Les enseignants ont le pouvoir de spécifier, d’interpréter, d’ajuster les normes d’excellence et de conduites prescrites par l’institution, mais la détermination de la culture scolaire et des formes d’excellence relève de l’organisation dans son ensemble et, pour les choix essentiels, du système politique. En élaborant un curriculum, en le découpant en tranches annuelles censées représenter à la fois une progression dans le savoir et une prise en compte des stades du développement intellectuel et social, en divisant le curriculum en disciplines inégalement valorisées, le système scolaire module et spécifie la définition des normes d’excellence et de conformité en regard desquelles les élèves seront en définitive réputés réussir ou échouer. Ce faisant, il participe à la fabrication de l’échec scolaire : selon son contenu, sa structuration, son découpage, le curriculum formel rend l’échec de certains élèves plus ou moins probable ; le curriculum réel qui en dérive peut accentuer ou neutraliser partiellement ses effets sélectifs.
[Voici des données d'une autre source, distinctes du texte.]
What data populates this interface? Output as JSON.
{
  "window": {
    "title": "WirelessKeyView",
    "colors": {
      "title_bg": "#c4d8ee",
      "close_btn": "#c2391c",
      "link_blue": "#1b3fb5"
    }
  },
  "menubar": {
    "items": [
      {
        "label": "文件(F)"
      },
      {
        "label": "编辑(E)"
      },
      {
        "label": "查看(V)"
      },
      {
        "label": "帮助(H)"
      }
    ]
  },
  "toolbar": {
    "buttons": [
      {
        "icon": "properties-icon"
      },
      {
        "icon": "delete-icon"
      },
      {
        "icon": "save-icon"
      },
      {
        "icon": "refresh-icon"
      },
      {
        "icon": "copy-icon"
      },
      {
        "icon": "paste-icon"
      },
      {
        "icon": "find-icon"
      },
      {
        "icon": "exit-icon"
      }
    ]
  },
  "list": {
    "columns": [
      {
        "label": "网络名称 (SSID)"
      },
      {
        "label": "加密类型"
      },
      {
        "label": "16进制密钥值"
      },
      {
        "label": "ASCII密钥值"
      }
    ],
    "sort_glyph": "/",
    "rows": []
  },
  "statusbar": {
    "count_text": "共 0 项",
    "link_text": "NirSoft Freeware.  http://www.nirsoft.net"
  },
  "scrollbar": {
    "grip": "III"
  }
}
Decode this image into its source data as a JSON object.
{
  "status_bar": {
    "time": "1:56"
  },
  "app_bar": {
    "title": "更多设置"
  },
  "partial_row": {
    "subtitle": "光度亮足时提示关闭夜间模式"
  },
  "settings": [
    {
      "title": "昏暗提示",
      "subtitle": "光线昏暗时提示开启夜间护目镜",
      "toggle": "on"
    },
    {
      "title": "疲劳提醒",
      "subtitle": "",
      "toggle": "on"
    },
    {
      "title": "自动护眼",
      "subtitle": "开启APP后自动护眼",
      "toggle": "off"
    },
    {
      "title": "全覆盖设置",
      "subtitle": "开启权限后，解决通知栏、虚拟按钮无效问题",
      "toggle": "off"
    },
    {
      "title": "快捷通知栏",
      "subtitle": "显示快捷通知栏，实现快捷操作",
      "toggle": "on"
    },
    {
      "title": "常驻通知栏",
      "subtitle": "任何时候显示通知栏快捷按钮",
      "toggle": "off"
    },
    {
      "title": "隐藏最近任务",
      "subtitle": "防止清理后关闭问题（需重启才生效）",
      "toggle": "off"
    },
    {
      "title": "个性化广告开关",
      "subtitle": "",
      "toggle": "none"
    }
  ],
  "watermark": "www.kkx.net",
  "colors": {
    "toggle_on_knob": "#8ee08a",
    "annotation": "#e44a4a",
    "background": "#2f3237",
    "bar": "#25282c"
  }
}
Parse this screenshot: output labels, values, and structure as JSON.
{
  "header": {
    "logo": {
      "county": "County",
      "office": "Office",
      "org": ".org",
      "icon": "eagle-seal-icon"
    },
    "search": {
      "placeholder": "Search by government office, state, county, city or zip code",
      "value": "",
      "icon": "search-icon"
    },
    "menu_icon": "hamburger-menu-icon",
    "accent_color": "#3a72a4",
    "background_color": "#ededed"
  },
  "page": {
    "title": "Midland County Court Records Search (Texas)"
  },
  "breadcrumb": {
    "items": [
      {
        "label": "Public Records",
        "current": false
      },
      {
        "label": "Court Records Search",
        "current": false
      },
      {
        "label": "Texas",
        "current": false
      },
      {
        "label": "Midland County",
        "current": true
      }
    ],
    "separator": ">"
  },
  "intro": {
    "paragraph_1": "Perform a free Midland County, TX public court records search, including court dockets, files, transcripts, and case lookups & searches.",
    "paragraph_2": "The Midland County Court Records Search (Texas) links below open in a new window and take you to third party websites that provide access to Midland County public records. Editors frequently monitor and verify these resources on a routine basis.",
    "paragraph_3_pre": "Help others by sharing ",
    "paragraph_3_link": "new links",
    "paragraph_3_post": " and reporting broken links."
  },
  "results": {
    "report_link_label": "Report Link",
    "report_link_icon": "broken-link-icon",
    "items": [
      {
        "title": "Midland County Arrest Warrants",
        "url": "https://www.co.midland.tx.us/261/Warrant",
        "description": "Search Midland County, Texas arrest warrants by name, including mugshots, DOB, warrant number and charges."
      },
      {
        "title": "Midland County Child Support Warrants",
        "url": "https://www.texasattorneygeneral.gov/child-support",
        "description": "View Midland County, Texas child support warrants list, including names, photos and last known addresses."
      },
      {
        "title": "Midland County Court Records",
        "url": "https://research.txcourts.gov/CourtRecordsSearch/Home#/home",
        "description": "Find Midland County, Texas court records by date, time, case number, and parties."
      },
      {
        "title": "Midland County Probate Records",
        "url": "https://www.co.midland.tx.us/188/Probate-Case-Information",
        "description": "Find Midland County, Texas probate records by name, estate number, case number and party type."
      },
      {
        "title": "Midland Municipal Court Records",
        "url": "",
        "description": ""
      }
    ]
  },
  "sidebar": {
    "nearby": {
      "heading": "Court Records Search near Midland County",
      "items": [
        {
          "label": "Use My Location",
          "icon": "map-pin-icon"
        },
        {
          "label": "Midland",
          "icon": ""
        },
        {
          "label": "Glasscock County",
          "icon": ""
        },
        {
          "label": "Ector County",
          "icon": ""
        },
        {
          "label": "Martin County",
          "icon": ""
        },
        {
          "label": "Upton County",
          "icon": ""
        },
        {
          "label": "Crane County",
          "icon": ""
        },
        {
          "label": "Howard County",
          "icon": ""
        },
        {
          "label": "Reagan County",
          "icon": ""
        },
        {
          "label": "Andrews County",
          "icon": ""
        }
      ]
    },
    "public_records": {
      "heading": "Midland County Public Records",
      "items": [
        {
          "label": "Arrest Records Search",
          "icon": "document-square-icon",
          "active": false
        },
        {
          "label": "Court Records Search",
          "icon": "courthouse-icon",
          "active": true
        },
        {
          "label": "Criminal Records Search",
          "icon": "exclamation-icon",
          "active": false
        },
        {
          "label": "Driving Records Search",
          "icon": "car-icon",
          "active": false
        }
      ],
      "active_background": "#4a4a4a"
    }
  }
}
Distance entre culture scolaire et culture familiale

La sociologie de l’éducation a mis en évidence le fait que certains enfants sont favorisés non parce qu’ils seraient plus intelligents, mais parce qu’ils tiennent de leur milieu familial et de leur classe sociale des codes, des attitudes, des savoirs scolairement rentables. Ce sont les héritiers (Bourdieu et Passeron, 1965). Parfois, ils savent déjà ce que l’école est censée leur enseigner : ainsi, savent-ils lire avant que cet apprentissage ne devienne obligatoire. Le plus souvent, sans maîtriser d’avance la culture scolaire, ils disposent du capital linguistique et des habitudes de pensée qui placent les apprentissages scolaires dans le droit fil de la socialisation familiale. À d’autres élèves, cette familiarité fait au contraire défaut, ils ne trouvent guère de continuité entre leurs expériences extrascolaires et le curriculum formel et réel de l’école.

L’inégale distance à la culture scolaire est un facteur de réussite pour les uns, d’échec pour les autres. Ne partant pas du même point, tous n’ont pas le même chemin à parcourir pour maîtriser le curriculum. Comme le souligne Bourdieu (1966), il suffit que l’école traite les élèves de même âge comme égaux en droits et en devoirs pour transformer les différences d’héritage culturel en inégalités de réussite scolaire. Sans doute est-il dans l’ordre des choses que la culture scolaire soit plus proche des valeurs et des savoirs des enfants dont les parents sont eux-mêmes à la fois natifs du pays, familiers du système scolaire, fortement scolarisés et imprégnés d’une attitude favorable à la connaissance abstraite. Comme le niveau d’instruction est fortement lié au revenu et à l’appartenance de classe, on imagine guère ce que pourrait être une école dont la culture serait " à égale distance " des diverses cultures familiales. Mais le privilège des héritiers sera d’autant plus grand que la culture scolaire est élitiste.

 

Découpage du cursus et définition de l’excellence

Le curriculum ne se définit pas seulement par ses contenus, mais par la programmation de certains apprentissages à un âge ou dans un degré donné du cursus. Selon le moment où l’on situe les apprentissages clés, on module l’échec scolaire. En exigeant des élèves de sept ans qu’ils sachent lire, on provoque les hécatombes bien connues. De même, on crée des échecs en fixant au plus jeune âge possible l’apprentissage du texte écrit, de l’analyse grammaticale, de certaines opérations (soustraction, division), de la première langue étrangère. La volonté de ne pas retarder l’émergence des élites conduit à une sélection dès dix ou douze ans, qui oblige à prévoir nombre d’apprentissages fondamentaux alors que le développement intellectuel est très inégal et les rythmes d’apprentissages très divers.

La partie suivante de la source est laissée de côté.